Triggering an AI Web Scraping Robot from Bubble.io
Here's how you can trigger an AI web scraping robot that you've built in Browse AI and trigger it from your Bubble app. We need to be using the Browse AI API to do this. I'm on my extract post from Reddit search, but it's going to be the same whichever one you use. You just have to swap in the robot id and so it gives us the data here to send across and I'm going to open up the API documentation and go into robots and we want to Tasks, yeah, tasks, run a robot.
Setting Up the API Request
So this is what we need to send across to Bubble. I'm going to copy, here we go, put it into the shell version. So we have to send a post request to this URL. I'm going to copy that and go into my Bubble app and we use the API connector to connect to services like this. So go down here, add one in, call it Browse AI, and then we're making a post request to this URL.
Making the Request Dynamic
But we have to swap in the robot id. So let's make that dynamic robot id. So it says there how I can add in params into it, making it dynamic. I'm unticking private just so that if I was in the workflow, private is whether this data is accessible to the user. It doesn't really matter in this case if my users get access to my robot id, but that would allow me to dynamically swap it in in a workflow if I wanted to.
Adding Authorization and Parameters
So let's paste in the robot id that we're working with and go back to the documentation. I have to supply the robot id. I've done that. I have to authorize a bearer API key in the header. So in Bubble, the way I do that is I say private key and header authorization. And then I would write in bearer and I'm going to paste in my API key, which I've got, I think it's this one here. Of course I'll be deleting this before publishing this video. We'll call this one scrape content from Reddit needs to be an action so that I can run it in the workflow and we have to include some parameters.
Configuring Input Parameters
So let's go back to the documentation and just see how we do that. So the two property names, does it give it an example here? Okay, right.
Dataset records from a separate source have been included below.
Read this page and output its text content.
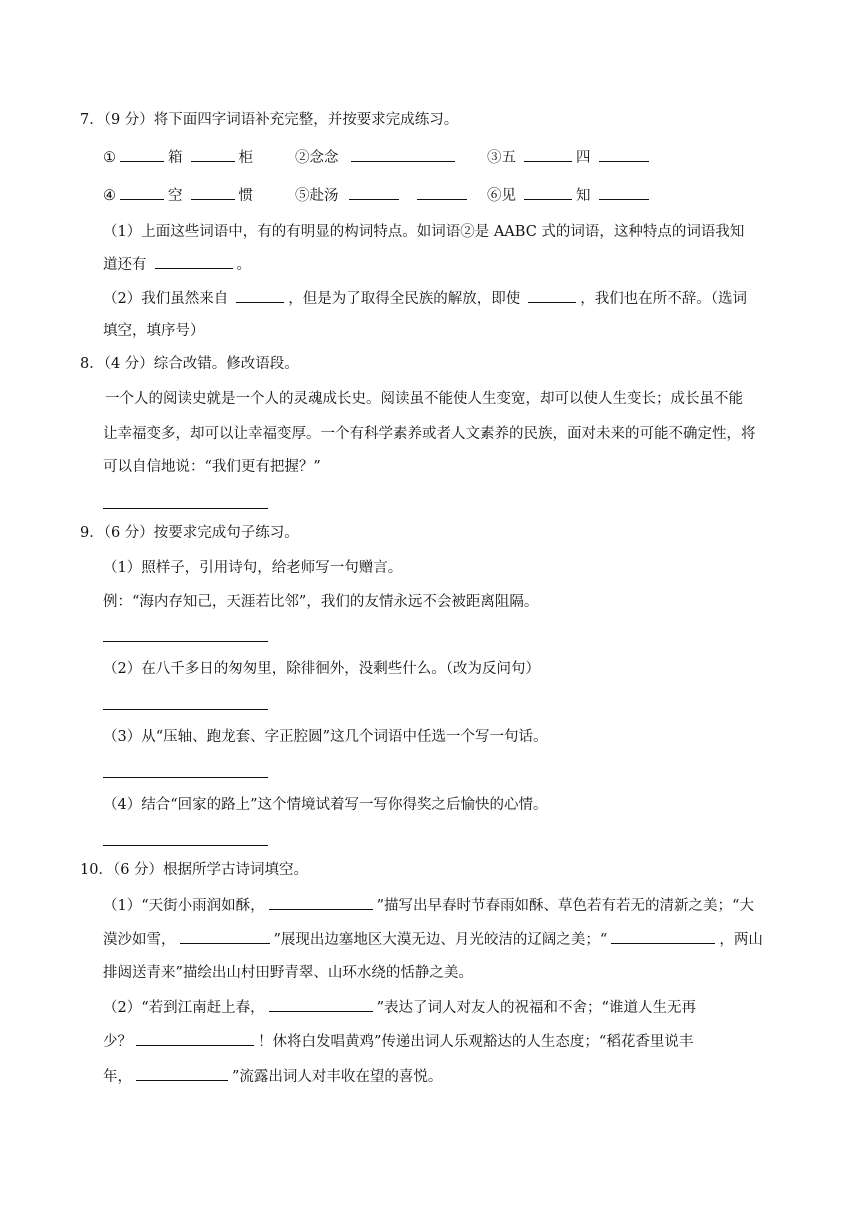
7．（9 分）将下面四字词语补充完整，并按要求完成练习。
①	箱	柜	②念念	③五	四
④	空	惯	⑤赴汤	⑥见	知
（1）上面这些词语中，有的有明显的构词特点。如词语②是 AABC 式的词语，这种特点的词语我知
道还有	。
（2）我们虽然来自	，但是为了取得全民族的解放，即使	，我们也在所不辞。（选词
填空，填序号）
8．（4 分）综合改错。修改语段。
一个人的阅读史就是一个人的灵魂成长史。阅读虽不能使人生变宽，却可以使人生变长；成长虽不能
让幸福变多，却可以让幸福变厚。一个有科学素养或者人文素养的民族，面对未来的可能不确定性，将
可以自信地说：“我们更有把握？”
9．（6 分）按要求完成句子练习。
（1）照样子，引用诗句，给老师写一句赠言。
例：“海内存知己，天涯若比邻”，我们的友情永远不会被距离阻隔。
（2）在八千多日的匆匆里，除徘徊外，没剩些什么。（改为反问句）
（3）从“压轴、跑龙套、字正腔圆”这几个词语中任选一个写一句话。
（4）结合“回家的路上”这个情境试着写一写你得奖之后愉快的心情。
10．（6 分）根据所学古诗词填空。
（1）“天街小雨润如酥，	”描写出早春时节春雨如酥、草色若有若无的清新之美；“大
漠沙如雪，	”展现出边塞地区大漠无边、月光皎洁的辽阔之美；“	，两山
排闼送青来”描绘出山村田野青翠、山环水绕的恬静之美。
（2）“若到江南赶上春，	”表达了词人对友人的祝福和不舍；“谁道人生无再
少？	！休将白发唱黄鸡”传递出词人乐观豁达的人生态度；“稻花香里说丰
年，	”流露出词人对丰收在望的喜悦。
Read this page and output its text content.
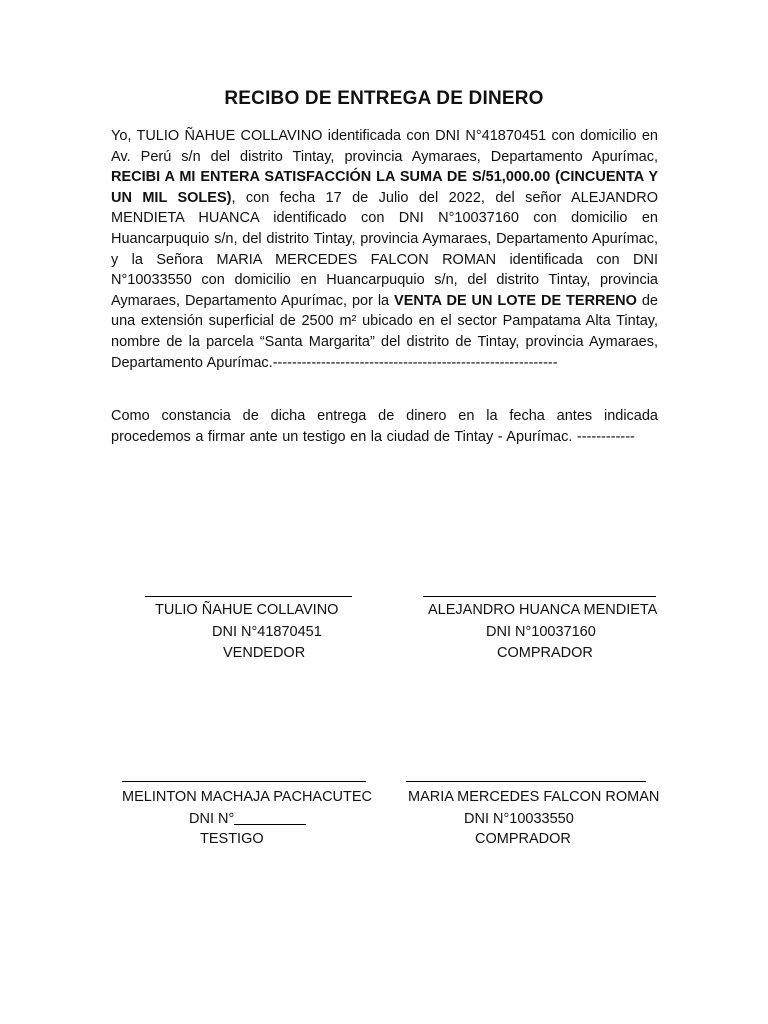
RECIBO DE ENTREGA DE DINERO
Yo, TULIO ÑAHUE COLLAVINO identificada con DNI N°41870451 con domicilio en Av. Perú s/n del distrito Tintay, provincia Aymaraes, Departamento Apurímac, RECIBI A MI ENTERA SATISFACCIÓN LA SUMA DE S/51,000.00 (CINCUENTA Y UN MIL SOLES), con fecha 17 de Julio del 2022, del señor ALEJANDRO MENDIETA HUANCA identificado con DNI N°10037160 con domicilio en Huancarpuquio s/n, del distrito Tintay, provincia Aymaraes, Departamento Apurímac, y la Señora MARIA MERCEDES FALCON ROMAN identificada con DNI N°10033550 con domicilio en Huancarpuquio s/n, del distrito Tintay, provincia Aymaraes, Departamento Apurímac, por la VENTA DE UN LOTE DE TERRENO de una extensión superficial de 2500 m² ubicado en el sector Pampatama Alta Tintay, nombre de la parcela “Santa Margarita” del distrito de Tintay, provincia Aymaraes, Departamento Apurímac.-----------------------------------------------------------
Como constancia de dicha entrega de dinero en la fecha antes indicada procedemos a firmar ante un testigo en la ciudad de Tintay - Apurímac. ------------
TULIO ÑAHUE COLLAVINO
DNI N°41870451
VENDEDOR
ALEJANDRO HUANCA MENDIETA
DNI N°10037160
COMPRADOR
MELINTON MACHAJA PACHACUTEC
DNI N°
TESTIGO
MARIA MERCEDES FALCON ROMAN
DNI N°10033550
COMPRADOR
So data input property, I'm going to copy all of that. Just so I have an idea of the layout of probably add into parameters here. So the parameters we need to add in are here, we need search text and we need max posts.
So let's try that. We'll say search text. Ah no, this isn't going to work because it's got to have, it's nested inside this key here, input parameters so I can't put in there. So I've got, what was it, search text and this is where I said Bubble.io and then there is another one I guess. Yes, that would be a comma and that would be max posts.
Testing the API Call
Now that's a number, but I think it probably wants me to send it as a string. Let's just try that. So I'm going to see if I get an error and I do that by running initialize call. No, I get a success code and so I'm going to click save.
Verifying the Task Execution
And just so I'm really quick to show you what's going on here, if I go back and then into run tasks, we should see a new task is running. Yes, created by the API and it's running now. So if I have my webhook set up, that data will come through to my webhook as soon as it's finished running. Because remember it can take a web scrape per 5 seconds or if it's got to change some settings spoof being a user, it can take a few minutes to get get a result back.
Using Webhooks for Asynchronous Data Retrieval
That's why we use webhooks. It's so that our Bubble app isn't waiting and when Browse AI has got the data, it's going to send it through to our Bubble app, through to that backend workflow using a webhook.